Queen Solomon - Page 22

‘You’re going to make me cum…’ I said.

Barbra cackled and lifted her head back up. I did not recognize my voice. The game began again.

‘Suck me, little girl,’ I said weakly. ‘Or I’m not taking you home.’

Barbra licked her bird’s speckled teeth.

‘Suck my cock now or I won’t take you home.’

‘What makes you think that I want to go home?’

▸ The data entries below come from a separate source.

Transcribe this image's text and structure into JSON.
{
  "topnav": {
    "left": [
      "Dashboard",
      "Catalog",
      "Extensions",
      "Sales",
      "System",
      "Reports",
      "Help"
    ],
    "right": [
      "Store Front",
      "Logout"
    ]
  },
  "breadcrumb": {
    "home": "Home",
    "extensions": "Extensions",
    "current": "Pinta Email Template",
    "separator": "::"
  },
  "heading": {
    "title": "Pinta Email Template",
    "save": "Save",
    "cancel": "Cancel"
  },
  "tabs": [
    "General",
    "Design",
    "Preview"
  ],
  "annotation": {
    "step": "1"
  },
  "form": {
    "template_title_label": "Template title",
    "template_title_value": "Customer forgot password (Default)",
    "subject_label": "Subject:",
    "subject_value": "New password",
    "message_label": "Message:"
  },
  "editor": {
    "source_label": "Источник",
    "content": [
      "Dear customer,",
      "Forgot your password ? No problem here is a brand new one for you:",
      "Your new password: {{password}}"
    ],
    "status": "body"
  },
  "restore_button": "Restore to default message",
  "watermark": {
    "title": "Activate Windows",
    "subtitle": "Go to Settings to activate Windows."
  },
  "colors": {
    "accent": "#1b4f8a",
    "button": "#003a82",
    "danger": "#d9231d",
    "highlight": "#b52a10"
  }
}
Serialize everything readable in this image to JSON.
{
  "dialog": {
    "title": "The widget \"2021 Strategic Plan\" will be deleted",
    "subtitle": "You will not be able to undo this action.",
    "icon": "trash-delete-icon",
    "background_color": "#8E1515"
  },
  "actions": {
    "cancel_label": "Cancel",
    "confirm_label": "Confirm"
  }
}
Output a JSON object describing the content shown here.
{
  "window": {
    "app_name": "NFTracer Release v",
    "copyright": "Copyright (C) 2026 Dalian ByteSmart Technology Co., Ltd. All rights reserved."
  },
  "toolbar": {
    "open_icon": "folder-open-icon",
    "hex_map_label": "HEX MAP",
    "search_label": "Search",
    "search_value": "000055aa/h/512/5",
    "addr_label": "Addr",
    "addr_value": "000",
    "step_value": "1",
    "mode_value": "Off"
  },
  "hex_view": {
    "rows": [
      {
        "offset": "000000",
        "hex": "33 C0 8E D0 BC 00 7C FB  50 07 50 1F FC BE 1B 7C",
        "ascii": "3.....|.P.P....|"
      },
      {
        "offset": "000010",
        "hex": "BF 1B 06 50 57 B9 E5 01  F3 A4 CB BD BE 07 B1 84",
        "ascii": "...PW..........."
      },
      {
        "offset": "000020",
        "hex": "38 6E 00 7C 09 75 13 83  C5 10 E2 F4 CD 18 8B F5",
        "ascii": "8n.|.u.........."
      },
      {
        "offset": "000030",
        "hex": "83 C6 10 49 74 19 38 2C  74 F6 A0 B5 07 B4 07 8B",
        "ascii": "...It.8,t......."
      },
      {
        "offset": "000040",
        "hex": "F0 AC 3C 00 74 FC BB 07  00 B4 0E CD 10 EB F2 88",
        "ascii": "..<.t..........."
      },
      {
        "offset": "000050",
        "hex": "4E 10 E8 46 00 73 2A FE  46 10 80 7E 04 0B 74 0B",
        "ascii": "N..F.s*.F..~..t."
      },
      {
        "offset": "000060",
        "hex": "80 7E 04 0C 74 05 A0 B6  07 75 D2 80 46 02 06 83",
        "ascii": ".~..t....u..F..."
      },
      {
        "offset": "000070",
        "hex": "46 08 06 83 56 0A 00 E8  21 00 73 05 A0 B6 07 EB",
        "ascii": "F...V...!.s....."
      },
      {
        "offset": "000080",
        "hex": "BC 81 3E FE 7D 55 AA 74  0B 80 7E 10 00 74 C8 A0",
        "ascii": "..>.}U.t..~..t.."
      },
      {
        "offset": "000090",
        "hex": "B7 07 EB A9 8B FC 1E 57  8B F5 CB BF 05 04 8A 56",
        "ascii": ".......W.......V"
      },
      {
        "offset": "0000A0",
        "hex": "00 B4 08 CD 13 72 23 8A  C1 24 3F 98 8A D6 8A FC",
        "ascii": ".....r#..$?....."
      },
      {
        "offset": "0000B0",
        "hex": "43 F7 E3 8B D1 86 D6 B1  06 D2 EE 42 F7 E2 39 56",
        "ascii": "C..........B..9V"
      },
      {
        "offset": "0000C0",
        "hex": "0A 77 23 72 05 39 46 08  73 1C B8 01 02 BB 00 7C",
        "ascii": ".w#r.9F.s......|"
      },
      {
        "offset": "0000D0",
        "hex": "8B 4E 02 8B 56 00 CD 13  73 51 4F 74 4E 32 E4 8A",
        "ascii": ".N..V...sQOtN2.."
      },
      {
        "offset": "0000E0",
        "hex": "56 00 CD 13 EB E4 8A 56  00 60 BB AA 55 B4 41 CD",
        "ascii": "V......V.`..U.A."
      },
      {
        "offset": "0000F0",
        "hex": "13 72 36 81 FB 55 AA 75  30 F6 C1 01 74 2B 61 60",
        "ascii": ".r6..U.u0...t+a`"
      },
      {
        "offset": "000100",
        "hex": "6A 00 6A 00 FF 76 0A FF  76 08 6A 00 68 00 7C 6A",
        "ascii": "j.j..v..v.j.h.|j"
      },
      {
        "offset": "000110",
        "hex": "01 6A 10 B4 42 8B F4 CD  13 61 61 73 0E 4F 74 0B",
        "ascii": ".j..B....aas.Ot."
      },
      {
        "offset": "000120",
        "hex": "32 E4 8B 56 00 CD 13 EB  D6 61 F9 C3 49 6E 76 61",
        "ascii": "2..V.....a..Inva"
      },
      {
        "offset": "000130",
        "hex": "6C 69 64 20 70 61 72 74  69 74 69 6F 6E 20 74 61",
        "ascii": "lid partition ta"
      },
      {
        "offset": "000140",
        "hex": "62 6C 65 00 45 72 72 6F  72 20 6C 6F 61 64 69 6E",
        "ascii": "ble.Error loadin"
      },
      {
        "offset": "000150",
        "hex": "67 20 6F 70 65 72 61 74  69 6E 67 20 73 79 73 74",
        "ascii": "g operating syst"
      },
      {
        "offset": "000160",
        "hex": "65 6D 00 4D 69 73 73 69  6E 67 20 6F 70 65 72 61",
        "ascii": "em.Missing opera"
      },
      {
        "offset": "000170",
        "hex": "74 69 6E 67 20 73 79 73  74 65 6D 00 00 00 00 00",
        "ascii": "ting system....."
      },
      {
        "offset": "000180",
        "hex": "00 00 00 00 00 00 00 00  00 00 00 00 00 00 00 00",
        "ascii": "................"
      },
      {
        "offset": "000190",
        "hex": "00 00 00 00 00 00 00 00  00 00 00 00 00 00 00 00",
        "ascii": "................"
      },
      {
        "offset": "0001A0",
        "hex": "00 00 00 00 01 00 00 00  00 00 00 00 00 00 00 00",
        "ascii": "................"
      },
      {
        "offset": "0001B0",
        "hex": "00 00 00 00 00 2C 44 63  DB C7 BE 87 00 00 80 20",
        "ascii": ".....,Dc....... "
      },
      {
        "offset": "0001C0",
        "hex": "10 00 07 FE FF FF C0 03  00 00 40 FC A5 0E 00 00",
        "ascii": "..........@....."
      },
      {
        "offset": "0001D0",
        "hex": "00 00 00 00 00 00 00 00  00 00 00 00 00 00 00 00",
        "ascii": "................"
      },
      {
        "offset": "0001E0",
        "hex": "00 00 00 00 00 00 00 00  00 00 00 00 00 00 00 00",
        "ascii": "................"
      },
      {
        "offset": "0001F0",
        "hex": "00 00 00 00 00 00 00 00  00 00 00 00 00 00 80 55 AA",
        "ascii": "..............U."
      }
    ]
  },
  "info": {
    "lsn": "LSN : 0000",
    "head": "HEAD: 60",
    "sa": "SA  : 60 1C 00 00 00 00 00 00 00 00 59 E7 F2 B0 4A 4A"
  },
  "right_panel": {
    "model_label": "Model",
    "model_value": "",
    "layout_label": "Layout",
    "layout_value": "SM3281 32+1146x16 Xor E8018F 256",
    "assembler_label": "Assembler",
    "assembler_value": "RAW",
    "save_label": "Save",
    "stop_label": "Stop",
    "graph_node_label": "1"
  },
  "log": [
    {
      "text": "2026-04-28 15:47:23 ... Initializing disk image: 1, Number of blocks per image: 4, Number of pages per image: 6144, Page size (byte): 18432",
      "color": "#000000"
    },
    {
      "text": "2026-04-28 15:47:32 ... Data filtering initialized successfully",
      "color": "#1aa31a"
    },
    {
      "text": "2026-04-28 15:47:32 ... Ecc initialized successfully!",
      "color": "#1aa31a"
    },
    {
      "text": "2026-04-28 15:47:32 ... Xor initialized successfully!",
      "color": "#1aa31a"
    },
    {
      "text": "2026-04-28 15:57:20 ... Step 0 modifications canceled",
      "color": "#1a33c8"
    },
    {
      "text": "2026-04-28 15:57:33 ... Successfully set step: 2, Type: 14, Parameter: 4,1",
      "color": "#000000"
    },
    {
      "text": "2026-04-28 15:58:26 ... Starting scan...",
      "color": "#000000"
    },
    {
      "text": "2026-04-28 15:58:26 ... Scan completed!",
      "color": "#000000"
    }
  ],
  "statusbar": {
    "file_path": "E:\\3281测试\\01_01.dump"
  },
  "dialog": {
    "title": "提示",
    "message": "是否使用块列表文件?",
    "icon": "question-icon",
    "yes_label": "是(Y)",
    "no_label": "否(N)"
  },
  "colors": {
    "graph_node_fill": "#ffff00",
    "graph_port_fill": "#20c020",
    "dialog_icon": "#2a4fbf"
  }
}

Her cheeks were flushed, her eyes like two oysters. Tongue gloss, all this strange mush sheen. I wanted to turn her to mush everywhere. I did not want her to ever go home again.

‘Suck it,’ I said.

I dropped my underwear down. Took my hand off myself. Bobbing and stuck, red-dicked in front of her crossed eyes.

‘Fuck you, Jew-boy.’

My gut lurched. I made her. Don’t call me Jew-boy. I forced her mush mouth to my dick head. She cackled again. I crouched down toward her tits. This was a fight. I put one sweaty hand on the back of her head. All her hairs twisted around my two thumbs. I felt angry. I thought of domestic abuse. Then I slid deeper in, pushed myself hard at her lips. She pretended to gag but she opened for me. She was laughing at me. Her oyster eyes roamed. Did she read that whole book? She opened her jaw. Felt like roots in her mouth, felt like fern tongues and shoots. My legs were on fire, she sucked it, my whole body taut.

‘Little girl, little girl, I’m going to cum …’

My whole body pumped like an overworked heart. But then, rapidly, somehow, she ejected my cock. I looked down at her lips, the g

ushes of spit. My cock was slick, yellowish, wrinkled near the head. I wanted her back but she slithered away.

Barbra, I’m sorry, I wanted to say.

‘Take me home,’ Barbra murmured, back on her belly. ‘I wanna go home. Nothing is good here. I wanna go home.’

I heard myself make this one awful noise. I did not ever want to be a soldier in my life. Abductors are people who’ve found their worst side.

‘Did you hear me, bruh? I said, take me home.’

I squatted low and hovered an inch off her back. Like some kind of he-man, I jerked myself off. Bird’s-eye view. Where was home? This felt like the beginning all over again. My asshole confusion. She drank way too much.

‘Can I cum, Barbra? Please?’

My thighs were on fire. Just me and her in this home. I used my free hand to pinch the side of her tit. She lifted up from that side so I could get my whole hand on it. She was superhuman. She read more than me. Her nipple burned through my palm. My hard cock touched the back of her ass. I needed both hands.

‘Barbra. Bar-ba-ra.’ I heard myself saying her name.

She had ruptured my force field for seven weeks.

‘Cum,’ she hissed. ‘Cum.’

I jerked over her back. I spit from above. I was still the abductor. I took her right to the plane. Bar-ba-ra. Bar-bruh.

She was not kicked out of the army, that’s what my father believed.

My mother said, ‘Everyone has to respect what she needs.’

But I knew the truth of her story. She was righteous. She’d been punished. This was her healing. I was doing what she wanted. I wanted her to suck me all over again. One more day. Every night. Barbra mumbled in Hebrew. I covered her ear with my palm and stared down at her ass. It rippled like a lizard in her short shorts, cleaving me.

‘You are in love with me, Jew-boy,’ Barbra said.

Yeah, was this was what love felt like? The urge to puncture and bury? Lines of blood boiling inside your brain?